Editoria-Geral da Plataforma Nacional do Facetubes/São Luís.
Uma cena chocante e perigosa marcou a vitória do Maranhão Atlético Clube sobre o Maracanã por 3 a 0, pela Série D do Campeonato Brasileiro, no último fim de semana, na cidade de São Luís do Maranhão. Ao avançar para o ataque, o lateral Igor Nunes viu uma linha de pipa com cerol passar rente ao seu pescoço, por milímetros da jugular — um risco que poderia ter resultado em tragédia, como as que ocorreram ao longos dos anos no País inteiro.
O cerol, mistura de cola e vidro moído, é colocada propositalmente nas linhas para cortar outras pipas durante a brincadeira. Entretanto, já foi responsável por mortes, mutilações e acidentes graves de forma recorrente no Brasil. Mesmo proibido por lei, o artefato ainda ceifa vidas, sobretudo de motociclistas, ciclistas e pedestres.
O caso em São Luís é inédito em campos de futebol.
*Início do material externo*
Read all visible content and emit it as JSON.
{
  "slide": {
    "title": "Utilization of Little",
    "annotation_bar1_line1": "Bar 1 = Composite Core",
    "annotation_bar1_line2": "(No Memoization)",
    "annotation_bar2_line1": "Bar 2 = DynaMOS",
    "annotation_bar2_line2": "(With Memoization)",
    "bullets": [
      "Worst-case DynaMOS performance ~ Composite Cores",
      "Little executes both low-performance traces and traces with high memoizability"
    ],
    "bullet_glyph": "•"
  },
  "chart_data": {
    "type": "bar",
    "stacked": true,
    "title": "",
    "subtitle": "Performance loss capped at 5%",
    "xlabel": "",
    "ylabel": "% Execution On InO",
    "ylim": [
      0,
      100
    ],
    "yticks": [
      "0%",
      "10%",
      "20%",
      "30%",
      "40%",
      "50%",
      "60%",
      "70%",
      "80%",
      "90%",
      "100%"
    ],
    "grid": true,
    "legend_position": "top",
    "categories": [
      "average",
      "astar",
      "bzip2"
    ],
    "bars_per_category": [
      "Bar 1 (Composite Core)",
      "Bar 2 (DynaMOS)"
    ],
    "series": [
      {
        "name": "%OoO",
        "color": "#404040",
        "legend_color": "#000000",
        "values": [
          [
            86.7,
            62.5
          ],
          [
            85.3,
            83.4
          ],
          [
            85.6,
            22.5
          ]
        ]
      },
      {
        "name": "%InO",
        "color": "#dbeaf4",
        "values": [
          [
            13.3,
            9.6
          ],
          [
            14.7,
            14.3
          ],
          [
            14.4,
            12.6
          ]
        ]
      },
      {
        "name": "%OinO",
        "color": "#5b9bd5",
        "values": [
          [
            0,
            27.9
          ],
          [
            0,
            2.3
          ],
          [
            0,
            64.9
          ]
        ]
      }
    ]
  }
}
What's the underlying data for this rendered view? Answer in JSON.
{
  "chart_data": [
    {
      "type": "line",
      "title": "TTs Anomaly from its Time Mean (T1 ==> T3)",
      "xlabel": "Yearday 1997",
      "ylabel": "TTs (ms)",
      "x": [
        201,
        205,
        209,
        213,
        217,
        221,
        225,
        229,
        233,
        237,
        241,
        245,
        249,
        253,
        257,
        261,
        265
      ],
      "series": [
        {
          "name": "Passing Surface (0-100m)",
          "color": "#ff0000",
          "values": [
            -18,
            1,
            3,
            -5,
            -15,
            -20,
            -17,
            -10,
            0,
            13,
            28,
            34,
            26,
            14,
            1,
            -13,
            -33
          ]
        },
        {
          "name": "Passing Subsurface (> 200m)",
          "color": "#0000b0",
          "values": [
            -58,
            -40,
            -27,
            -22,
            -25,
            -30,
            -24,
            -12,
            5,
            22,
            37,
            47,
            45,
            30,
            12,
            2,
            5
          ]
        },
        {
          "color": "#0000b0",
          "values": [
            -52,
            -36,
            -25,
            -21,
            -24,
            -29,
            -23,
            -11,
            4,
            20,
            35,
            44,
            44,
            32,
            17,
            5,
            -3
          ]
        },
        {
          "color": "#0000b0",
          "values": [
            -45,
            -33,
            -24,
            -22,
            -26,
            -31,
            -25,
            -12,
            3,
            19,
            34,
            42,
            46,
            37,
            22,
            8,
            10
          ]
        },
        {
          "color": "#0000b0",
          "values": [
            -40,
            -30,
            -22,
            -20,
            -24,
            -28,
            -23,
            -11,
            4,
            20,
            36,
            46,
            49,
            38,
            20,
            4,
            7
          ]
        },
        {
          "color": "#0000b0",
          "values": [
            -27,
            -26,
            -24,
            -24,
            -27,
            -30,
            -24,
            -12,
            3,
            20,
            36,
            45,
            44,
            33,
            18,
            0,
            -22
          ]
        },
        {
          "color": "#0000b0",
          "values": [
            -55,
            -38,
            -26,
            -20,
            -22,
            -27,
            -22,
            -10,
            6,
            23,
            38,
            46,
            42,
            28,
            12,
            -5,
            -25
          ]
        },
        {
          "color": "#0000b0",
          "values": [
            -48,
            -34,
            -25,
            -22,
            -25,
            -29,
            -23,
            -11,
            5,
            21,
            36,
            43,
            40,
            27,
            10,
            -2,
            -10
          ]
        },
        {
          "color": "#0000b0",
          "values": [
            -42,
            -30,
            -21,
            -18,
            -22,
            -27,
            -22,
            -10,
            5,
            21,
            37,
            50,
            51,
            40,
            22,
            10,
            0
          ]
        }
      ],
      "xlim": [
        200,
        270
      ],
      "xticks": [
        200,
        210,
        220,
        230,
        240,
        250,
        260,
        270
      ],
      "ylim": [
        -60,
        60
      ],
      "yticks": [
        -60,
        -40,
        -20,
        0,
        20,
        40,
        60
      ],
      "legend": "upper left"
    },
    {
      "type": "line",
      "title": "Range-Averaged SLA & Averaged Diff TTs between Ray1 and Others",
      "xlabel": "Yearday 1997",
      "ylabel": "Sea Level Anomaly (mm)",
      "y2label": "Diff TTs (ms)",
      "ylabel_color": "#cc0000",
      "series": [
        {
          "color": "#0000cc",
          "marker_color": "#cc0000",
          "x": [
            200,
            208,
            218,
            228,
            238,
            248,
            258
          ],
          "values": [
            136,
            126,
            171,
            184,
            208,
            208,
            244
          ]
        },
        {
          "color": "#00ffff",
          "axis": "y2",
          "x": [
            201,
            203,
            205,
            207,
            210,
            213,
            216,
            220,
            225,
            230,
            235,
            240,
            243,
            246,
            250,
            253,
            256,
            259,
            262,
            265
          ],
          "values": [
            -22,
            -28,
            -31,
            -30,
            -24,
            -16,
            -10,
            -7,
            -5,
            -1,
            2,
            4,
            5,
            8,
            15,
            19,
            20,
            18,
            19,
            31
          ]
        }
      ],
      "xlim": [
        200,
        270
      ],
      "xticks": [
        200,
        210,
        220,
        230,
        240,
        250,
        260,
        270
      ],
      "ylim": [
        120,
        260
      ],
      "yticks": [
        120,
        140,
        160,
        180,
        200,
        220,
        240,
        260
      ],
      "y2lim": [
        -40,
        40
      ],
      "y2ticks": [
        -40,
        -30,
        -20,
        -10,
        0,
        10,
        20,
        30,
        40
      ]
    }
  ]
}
Até o momento, não há registros de incidentes envolvendo cerol em gramados de futebol profissionais no Brasil — tornando quase único o susto com Igor Nunes, no Castelão. Em geral, as vítimas são motociclistas, ciclistas ou crianças. Mas nunca havia acontecido em um campo público de futebol.
Porém, houve apenas um caso recente de uma criança de 7 anos ferida ao brincar num campinho de bairro, com a linha de pipa cheia de cerol – felizmente, não fatal. Assim, as mortes e ferimentos graves nos últimos 3 anos foram levantados por essa editoria. Abaixo:
Em 2023, ocorreram 276 acidentes com linhas cortantes no Brasil, dos quais 54 foram fatais. Em São Paulo, somente em 2024, foram registrados 1.326 acidentes, com 57 % resultando em mortes, segundo a campanha “Cerol Não”.
No estado do Ceará, entre julho/2023 e julho/2024, três motociclistas morreram, atingidos por cerol ao transitar em rodovias como BR‑116 e BR‑020. No início de junho de 2025, uma criança poucos anos morreu após ser abrasada por linha de cerol em Ribeirão Preto (SP).
No Brasil, há algum tempo, há uma campanha contra o uso abusivo de ceróis em linhas de pipas. Mesmo porque, o cerol é proibido nacionalmente — embora leis estaduais mais rigorosas, como no Ceará e no Maranhão, não tenham tiudo uma maior efetividade.
Muitas das vítimas morreram em razão desses abusos por cortes profundos, amputações e hemorragias letais. E os que conseguiram escapar dessas lacerações, desenvolveram consequências psicológicas duradouras.
Por essa razão, as Campanhas como “Cerol Não” alertam para os perigos, mas enfrentam a subnotificação generalizada. Por outro lado, alguns municípios têm adotado educação nas escolas e os poderes constituídos do setor aumentado a fiscalização em vias públicas — inclusive instalando antenas corta-pipa em motocicletas.
Mesmo assim, urge intensificar campanhas de conscientização, especialmente nas férias escolares e aumentar drasticamente o incentivo ao uso de antenas corta-pipa, especialmente por mototaxistas ou motoboys que hoje são grande maioria nas grandes cidades.
Voltando ao caso, até agora inédito, do susto com o jogador Igor Nunes dentro do Castelão, em São Luís-Ma, quase atingido na jugular por uma linha cheia de cerol, deixa um alerta claro: hora de transformar temor em ação, protegendo crianças, atletas e motociclistas antes que o cerol ceife mais vidas.